O presidente do Senado, Davi Alcolumbre (União-AP), interrompeu o avanço da proposta de emenda à Constituição (PEC) que pretende abolir a escala de trabalho 6×1 no Brasil. O texto permanece na Mesa Diretora da Casa, sem ser encaminhado à Comissão de Constituição e Justiça (CCJ).
O presidente da CCJ, senador Otto Alencar (PSD-BA), afirmou não ter recebido informações sobre a data de envio da PEC à Comissão. Uma reunião entre Otto e Alcolumbre, prevista para esta semana, foi cancelada pelo presidente do Senado. A assessoria de Alcolumbre não se manifestou sobre o assunto.
Alcolumbre também não agendou a reunião de líderes para discutir a pauta, que geralmente ocorre semanalmente. Na semana passada, ele declarou no plenário que discutiria a tramitação da PEC na reunião de líderes.
A PEC 221 de 2019 propõe dois dias de descanso remunerado por semana para os trabalhadores, além de reduzir a jornada de trabalho de 44 para 40 horas semanais. A cientista política Luciana Santana, da Universidade Federal de Alagoas, acredita que o adiamento reflete preocupações sobre os impactos econômicos e a resistência de setores empresariais.

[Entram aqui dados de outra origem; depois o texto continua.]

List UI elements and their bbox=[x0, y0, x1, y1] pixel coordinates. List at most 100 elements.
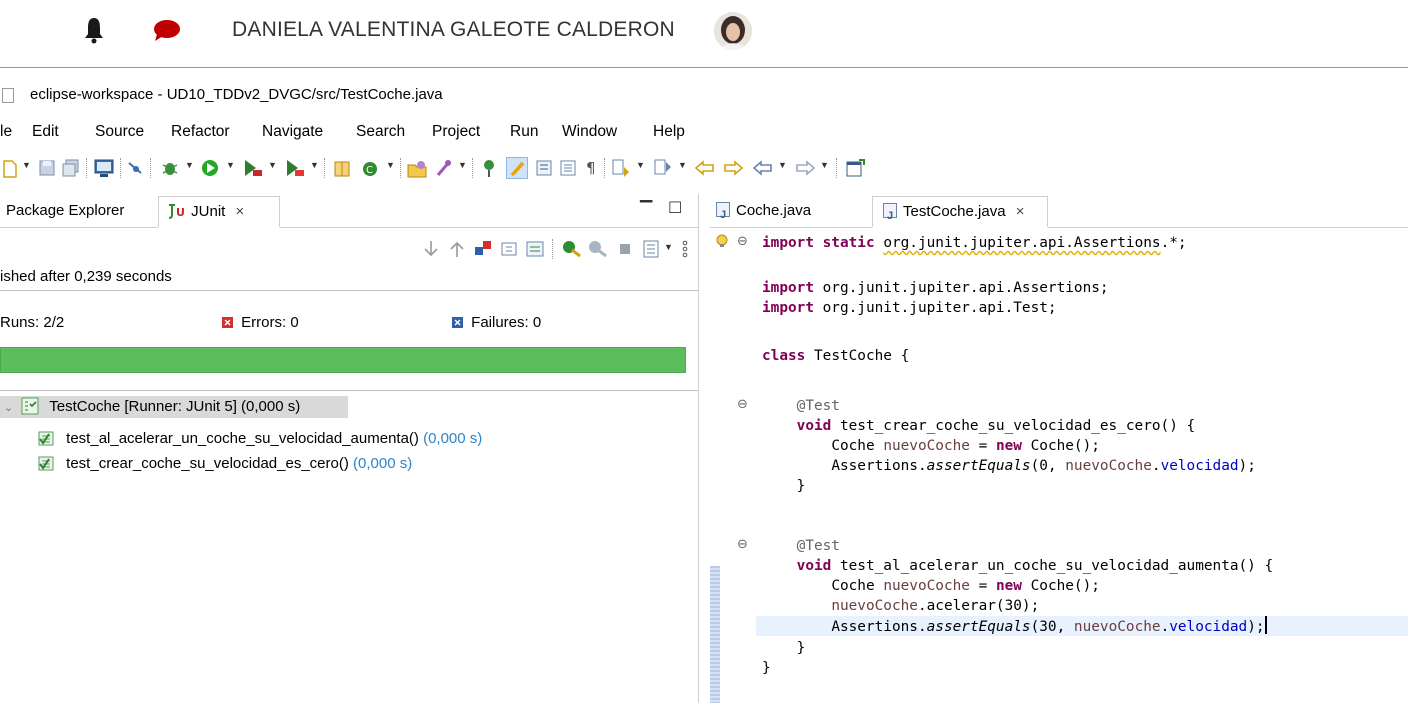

Pesquisas sobre os impactos da PEC na economia divergem quanto às suas consequências para a inflação, o Produto Interno Bruto (PIB) e o emprego. Especialistas sugerem que Alcolumbre ainda não tomou uma decisão política sobre a tramitação, mas isso não indica rejeição definitiva à proposta.
Enquanto a PEC do fim da escala 6×1 não avança, Alcolumbre enviou à CCJ uma PEC alternativa apresentada pela oposição, que mantém a atual escala de trabalho e permite a contratação por hora trabalhada. Lideranças governistas esperam votar a PEC do fim da 6×1 ainda neste semestre, antes do recesso Legislativo.
Durante as sessões do Senado, senadores governistas cobraram a tramitação da PEC. O senador Veneziano Vital do Rêgo (PSB-PB) destacou a necessidade de votação antes do recesso. A líder do PT no Senado, Teresa Leitão (PT-PE), também pediu prioridade à PEC.
Por outro lado, o senador da oposição Hermes Klann (PL-SC) criticou a PEC por não oferecer soluções para os custos da mudança. Já o senador Romário (PL-RJ) defendeu a medida por garantir mais direitos aos trabalhadores.
Apesar de não comentar a PEC nesta semana, Alcolumbre foi cobrado pelo senador Fabiano Contarato (PT-ES) para incluir na pauta o projeto que estabelece piso salarial de R$ 3 mil para garis. Alcolumbre respondeu que não pode ser seletivo ao pautar projetos que aumentem gastos em ano eleitoral.
Por outro lado, Alcolumbre pautou e o Senado aprovou o projeto de lei que prevê o uso do Fundo Social do Pré-sal para financiar dívidas do agronegócio, com um custo fiscal calculado em R$ 140 bilhões em 10 anos. O Ministério da Fazenda pediu mais tempo e alterações no projeto devido ao impacto fiscal.
O ministro da Fazenda, Dario Durigan, informou que o governo tentará alterar o texto na Câmara e, se necessário, recorrerá ao Supremo Tribunal Federal (STF) por descumprimento da Lei de Responsabilidade Fiscal. Ele ressaltou que o objetivo é ajudar agricultores que comprovem perdas e tenham problemas com dívidas.